On 10 October 1968 the following official announcement appeared in the papers Moskovskaya pravda [Moscow pravda] and Vechernyaya Moskva [Evening Moscow] [note 1]
“IN THE MOSCOW CITY COURT
“On 9 October the criminal trial began in Moscow of K. I. Babitsky, L. I. Bogoraz-Brukhman, V. N. Delaunay, V. A. Dremlyuga and P. M. Litvinov, accused of violating public order in Red Square, Moscow, on 25 August this year.”
On 12 October two articles on the trial were published: “Aiming for a sensation” by N. Bardin appeared in Moskovskaya pravda; A. Smirnov’s “They got their deserts” in Vechernyaya Moskva.
The Place of Proclamation, Red Square (Moscow)
Like the official announcement the articles mention, in the first place, only one charge: violating public order: i.e. prosecution under Article 190-3.

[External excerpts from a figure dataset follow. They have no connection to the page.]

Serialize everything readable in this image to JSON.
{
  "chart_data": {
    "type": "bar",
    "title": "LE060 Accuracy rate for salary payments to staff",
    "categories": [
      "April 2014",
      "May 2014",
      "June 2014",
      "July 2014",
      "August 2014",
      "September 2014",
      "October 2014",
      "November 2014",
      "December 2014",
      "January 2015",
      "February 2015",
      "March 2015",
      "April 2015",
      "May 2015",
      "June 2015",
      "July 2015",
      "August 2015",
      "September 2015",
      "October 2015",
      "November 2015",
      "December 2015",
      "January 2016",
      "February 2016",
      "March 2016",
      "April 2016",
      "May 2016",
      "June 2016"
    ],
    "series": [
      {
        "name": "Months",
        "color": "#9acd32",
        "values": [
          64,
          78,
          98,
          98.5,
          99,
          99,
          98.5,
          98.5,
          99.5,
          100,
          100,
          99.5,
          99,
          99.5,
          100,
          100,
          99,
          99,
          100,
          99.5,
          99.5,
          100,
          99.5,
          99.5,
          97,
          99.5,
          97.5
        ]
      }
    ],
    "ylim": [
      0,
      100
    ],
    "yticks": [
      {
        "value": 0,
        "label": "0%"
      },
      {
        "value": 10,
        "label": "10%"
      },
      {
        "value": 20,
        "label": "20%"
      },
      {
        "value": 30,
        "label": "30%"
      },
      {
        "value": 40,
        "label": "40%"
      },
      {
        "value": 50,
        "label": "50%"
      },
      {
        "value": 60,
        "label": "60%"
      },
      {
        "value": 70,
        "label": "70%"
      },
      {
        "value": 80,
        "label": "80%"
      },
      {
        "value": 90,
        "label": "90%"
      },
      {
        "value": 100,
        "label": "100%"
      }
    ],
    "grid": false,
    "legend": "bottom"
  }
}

Secondly, even this ‘violation’ is not described, and nowhere is it stated that this was a protest demonstration against the intervention of Soviet troops in Czechoslovakia. Instead, the writers of these articles, not shrinking from direct libel, give ‘character-sketches’ of the accused aimed at compromising them in the eyes of the reader. It was precisely this kind of ‘information’ that Larissa Bogoraz had in mind when she said in her closing speech on 11 October,
“I have no doubt that public opinion will approve the verdict. Public opinion will approve of three years’ exile for a talented scholar and three years in the camps for a young poet, first because we shall be depicted as parasites, renegades and purveyors of a hostile ideology, and second because, if people appear whose opinion differs from that of the ‘public’ and who have the audacity to speak out, they will soon end up here.” (She points to the dock.)
According to unconfirmed rumours, the correspondents of two other Soviet papers who were present at the trial refused to write the articles required of them.
Within a fortnight the KGB, together with the MVD and USSR Procurator-General, reported to the Politburo about the incident on Red Square (8 September 1968, 2102-A). Thereafter the Committee helped plan the forthcoming trial.
 Writing two months after the demonstration, and several weeks after the trial, the Chronicle mentions reports in two Moscow newspapers. There were no responses from Pravda, Izvestiya or other big-circulation national dailies. The aim was to localise and play down the event, obscuring its significance.